Soulmates includes a set of FEVM smart contracts (17 files; 11 test files, ~500 lines of Solidity code), a fully-featured and fully-functioning frontend dapp that can be used to create, assign, and claim SBTs including some using automatic Filecoin deal data, and several Figma demonstrations of use cases that can be built around SBTs.
Why SBTs? SBTs are an important on-chain primitive for many critical use cases. As a result, SBTs have become increasingly important in the conversation around decentralized identity and reputation, and are part of a fuller story which includes on-chain and off-chain credentials.
We wanted to build something that was useful and could credibly be deployed on FVM mainnet to provide real value day 1. Some of the use cases Soulmates can support include: lending protocols, DeFi solutions, storage provider reputation systems, education credentials, and more.
The project comprises 17 smart contracts, 11 test files, and a fully-functioning React app.
The underlying smart contract architecture includes:
(1) Soulbound token engine: Creates soulbound tokens (1a) Core: Entrypoint to interact with the full engine (1b) SBT: Modular soulbound ERC721 design deployed to FEVM (1c) SBTFactory: Modular factory generator, which enables you to create SBT collections which follow the rules you set up (1d) A few sample factories (OpenFactory, DealFactory, and DemeritFactory were the ones we set up to start with)
(2) Oracles: Hacky but necessary contracts to bring data into the system so that we could use it in the project (e.g. converting ETH to f4 to f0 addresses)
(3) Storage: Shared storage between all contracts (also a hack for the purpose of the hackathon)
The front-end application leverages: NFT.storage, the Soulmates smart contracts we wrote, wagmi.sh, the FEVM mock API, and other technologies.

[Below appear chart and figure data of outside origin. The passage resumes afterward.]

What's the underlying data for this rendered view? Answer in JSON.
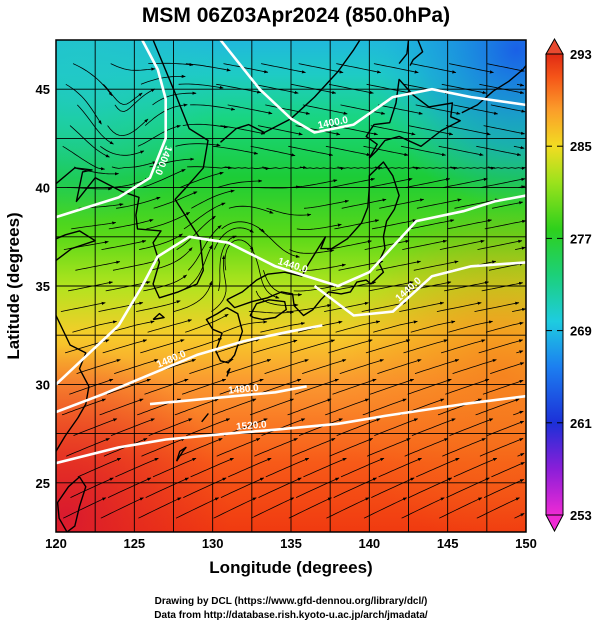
{
  "title": "MSM 06Z03Apr2024 (850.0hPa)",
  "xlabel": "Longitude (degrees)",
  "ylabel": "Latitude  (degrees)",
  "x_ticks": [
    "120",
    "125",
    "130",
    "135",
    "140",
    "145",
    "150"
  ],
  "y_ticks": [
    "25",
    "30",
    "35",
    "40",
    "45"
  ],
  "colorbar": {
    "min": 253,
    "max": 293,
    "ticks": [
      "253",
      "261",
      "269",
      "277",
      "285",
      "293"
    ]
  },
  "credits": {
    "line1": "Drawing by DCL (https://www.gfd-dennou.org/library/dcl/)",
    "line2": "Data from http://database.rish.kyoto-u.ac.jp/arch/jmadata/"
  },
  "colors": {
    "background": "#ffffff",
    "coast": "#000000",
    "grid": "#000000",
    "streamline": "#000000",
    "contour": "#ffffff"
  },
  "chart_data": {
    "type": "heatmap",
    "title": "MSM 06Z03Apr2024 (850.0hPa)",
    "xlabel": "Longitude (degrees)",
    "ylabel": "Latitude  (degrees)",
    "xlim": [
      120,
      150
    ],
    "ylim": [
      22.5,
      47.5
    ],
    "x_ticks": [
      120,
      125,
      130,
      135,
      140,
      145,
      150
    ],
    "y_ticks": [
      25,
      30,
      35,
      40,
      45
    ],
    "grid": true,
    "colorbar": {
      "min": 253,
      "max": 293,
      "ticks": [
        253,
        261,
        269,
        277,
        285,
        293
      ],
      "placement": "right"
    },
    "shading_estimate": [
      {
        "lon": 120,
        "lat": 24,
        "value": 293
      },
      {
        "lon": 130,
        "lat": 26,
        "value": 289
      },
      {
        "lon": 140,
        "lat": 26,
        "value": 288
      },
      {
        "lon": 150,
        "lat": 26,
        "value": 287
      },
      {
        "lon": 130,
        "lat": 33,
        "value": 283
      },
      {
        "lon": 145,
        "lat": 32,
        "value": 284
      },
      {
        "lon": 130,
        "lat": 38,
        "value": 277
      },
      {
        "lon": 145,
        "lat": 40,
        "value": 278
      },
      {
        "lon": 125,
        "lat": 44,
        "value": 275
      },
      {
        "lon": 148,
        "lat": 46,
        "value": 265
      },
      {
        "lon": 121,
        "lat": 45,
        "value": 272
      }
    ],
    "contours": [
      {
        "label": "1400.0",
        "points": [
          [
            125.5,
            47.5
          ],
          [
            126.5,
            46
          ],
          [
            127,
            44.5
          ],
          [
            127,
            42.5
          ],
          [
            126,
            40.5
          ],
          [
            124,
            39.5
          ],
          [
            122,
            39
          ],
          [
            120,
            38.5
          ]
        ]
      },
      {
        "label": "1400.0",
        "points": [
          [
            130.5,
            47.5
          ],
          [
            133,
            45
          ],
          [
            135,
            43.5
          ],
          [
            136.5,
            42.8
          ],
          [
            139,
            43.2
          ],
          [
            141.5,
            44.6
          ],
          [
            144,
            45
          ],
          [
            146.5,
            44.6
          ],
          [
            150,
            44.2
          ]
        ]
      },
      {
        "label": "1440.0",
        "points": [
          [
            120,
            30
          ],
          [
            122,
            31.5
          ],
          [
            124,
            33
          ],
          [
            125.5,
            35
          ],
          [
            126.5,
            36.5
          ],
          [
            128.5,
            37.5
          ],
          [
            131,
            37.2
          ],
          [
            134,
            36
          ],
          [
            136,
            35.5
          ],
          [
            138,
            35
          ],
          [
            140,
            35.7
          ],
          [
            141.5,
            37
          ],
          [
            143,
            38.3
          ],
          [
            146,
            38.8
          ],
          [
            148,
            39.3
          ],
          [
            150,
            39.6
          ]
        ]
      },
      {
        "label": "1440.0",
        "points": [
          [
            136.5,
            35
          ],
          [
            139,
            33.5
          ],
          [
            141.5,
            33.7
          ],
          [
            144,
            35.5
          ],
          [
            146.5,
            36
          ],
          [
            150,
            36.2
          ]
        ]
      },
      {
        "label": "1480.0",
        "points": [
          [
            120,
            28.6
          ],
          [
            123,
            29.5
          ],
          [
            126,
            30.5
          ],
          [
            129,
            31.5
          ],
          [
            132,
            32.2
          ],
          [
            135,
            32.7
          ],
          [
            137,
            33
          ]
        ]
      },
      {
        "label": "1480.0",
        "points": [
          [
            126,
            29
          ],
          [
            130,
            29.3
          ],
          [
            134,
            29.6
          ],
          [
            136,
            29.9
          ]
        ]
      },
      {
        "label": "1520.0",
        "points": [
          [
            120,
            26
          ],
          [
            124,
            26.8
          ],
          [
            127,
            27.2
          ],
          [
            131,
            27.5
          ],
          [
            134,
            27.7
          ],
          [
            138,
            28
          ],
          [
            141,
            28.4
          ],
          [
            146,
            29
          ],
          [
            150,
            29.4
          ]
        ]
      }
    ]
  }
}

We impressed ourselves with the architecture we developed for the hackathon, the scope of building both a full-featured app and the underlying contracts in a usable way, and actually completing the project on time. We also faced numerous technical challenges throughout the project, and had to quickly create efficient workarounds to address them (learned a lot from this and also can share with the FEVM team in case useful). We also worked very well together as a team. Overall, this was a great hackathon for us!